48. Conforme afirmado no Ac. da R.L. de 12.15.2011, Proc. nº 1470/08.4TCSNT.L1-8 (Ilídio Sacarrão Martins), in www.dgsi.pt, a privação do uso de uma coisa, inibindo o proprietário ou detentor de exercer sobre a mesma os inerentes poderes, constitui uma perda patrimonial que deve ser considerada, tudo se resumindo à deteção do método mais adequado para a quantificação da indemnização compensatória.
49. Pelo que igualmente deveria ter sido proferida douta sentença a condenar a Recorrida BB ao pagamento de uma indemnização pela ocupação abusiva da imóvel propriedade da Recorrente, ou seja, dar como confessados todos os factos alegados pela Recorrente, como assim está previsto no artigo 795º do CPC supra citado e, não apenas dar como provado a propriedade da Recorrente sobre o imóvel.
50. A propriedade do imóvel, já a Recorrente sabe que é, pelo que ao interpor a presente ação tinha como se disse implícita a vertente da desocupação e a sua entrega à Recorrente.

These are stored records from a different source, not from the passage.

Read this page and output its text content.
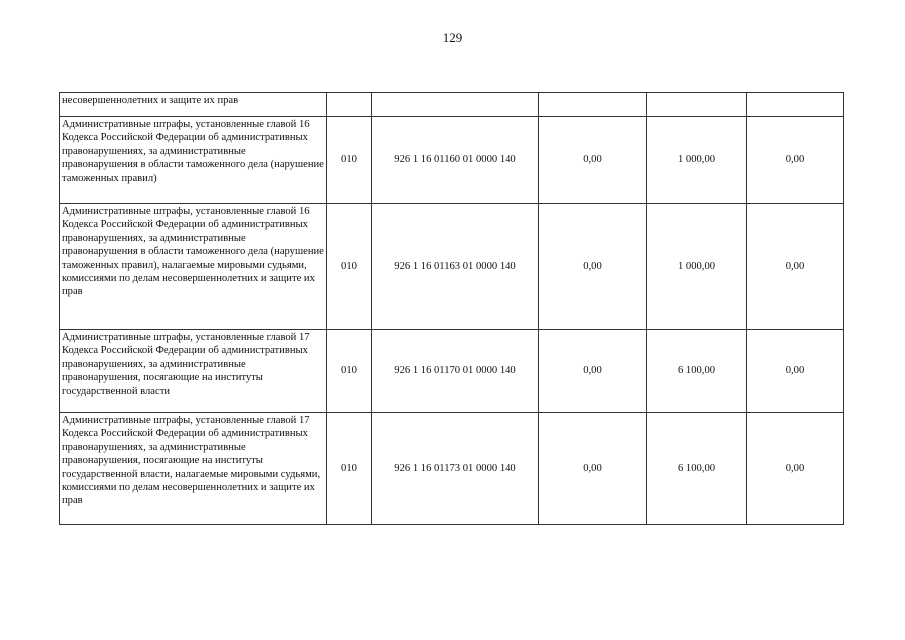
129
несовершеннолетних и защите их прав					

Административные штрафы, установленные главой 16 Кодекса Российской Федерации об административных правонарушениях, за административные правонарушения в области таможенного дела (нарушение таможенных правил)	010	926 1 16 01160 01 0000 140	0,00	1 000,00	0,00

Административные штрафы, установленные главой 16 Кодекса Российской Федерации об административных правонарушениях, за административные правонарушения в области таможенного дела (нарушение таможенных правил), налагаемые мировыми судьями, комиссиями по делам несовершеннолетних и защите их прав	010	926 1 16 01163 01 0000 140	0,00	1 000,00	0,00

Административные штрафы, установленные главой 17 Кодекса Российской Федерации об административных правонарушениях, за административные правонарушения, посягающие на институты государственной власти	010	926 1 16 01170 01 0000 140	0,00	6 100,00	0,00

Административные штрафы, установленные главой 17 Кодекса Российской Федерации об административных правонарушениях, за административные правонарушения, посягающие на институты государственной власти, налагаемые мировыми судьями, комиссиями по делам несовершеннолетних и защите их прав	010	926 1 16 01173 01 0000 140	0,00	6 100,00	0,00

51. Pelo que a douta sentença foi tão simples, mas salvo o devido respeito parca na sua procedência, uma vez que não condenou, como devia pelo menos a Recorrida BB à desocupação do imóvel e bem assim, ao pagamento de valor indemnizatório pela ocupaão e uso indevido do imóvel.
52. Pelo exposto, e à luz das regras do direito probatório material, o ónus da prova do reivindicante limita-se à demonstração de que o proprietário de uma coisa que se encontra sob o uso material do réu.
53. Uma vez provada a propriedade e a detenção pelo réu, caberá ao demandado provar que detém a coisa a título legítimo, se quiser eximir-se à condenação.
54. Ou seja, tem o utente da coisa o ónus de alegação e prova de factos legitimadores do uso da coisa, portanto, dos factos impeditivos do efeito essencial reivindicante (art. 342.º, n.º 2).
55. Pelo que não tendo sido contestada a ação deveria a douta sentença dar como procedente por provada e por confissão pelo menos da Recorrida BB, todos os factos alegados pela Recorrente e consequentemente condenada a Recorrida a entregar o imóvel à Recorrente e no pagamento valor peticionado a título de indemnização e, não a limitar-se a dar como procedente e provada apenas a propriedade da Recorrente.
56. A decisão recorrida é ilegal, violando o artigo 9° e, consequentemente, os artigos 615, 795º 581 do CPC e artigo 1311 do CC. todos do Código Civil»
O Ministério Público, em representação do réu ausente, contra-alegou, defendo a manutenção da sentença recorrida.
Corridos os vistos, cumpre apreciar e decidir.
II – ÂMBITO DO RECURSO
Sendo o objeto do recurso delimitado pelas conclusões das alegações, sem prejuízo do que seja de conhecimento oficioso (arts. 608º, nº 2, 635º, nº 4 e 639º, nº 1, do CPC), a questão essencial a decidir consubstancia-se em saber quais os efeitos da revelia do réu e se, in casu, deviam ter sido considerados provados os factos alegados na petição inicial, por falta de contestação da ré, regularmente citada.
III – FUNDAMENTAÇÃO
OS FACTOS
Na 1ª instância foram dados como provados os seguintes factos:
1- Pela Ap. 6627, de 31-05-2022, está registada a favor da Autora a aquisição, por compra, do prédio urbano, denominado ..., sito na Praceta ..., n.º 21, com a área total de 338,4 m2, inscrita na matriz predial urbana da freguesia de ... em ... sob o artigo 12598, e descrita na 2ª Conservatória do Registo Predial de ..., sob a ficha n.º 1455/19890426.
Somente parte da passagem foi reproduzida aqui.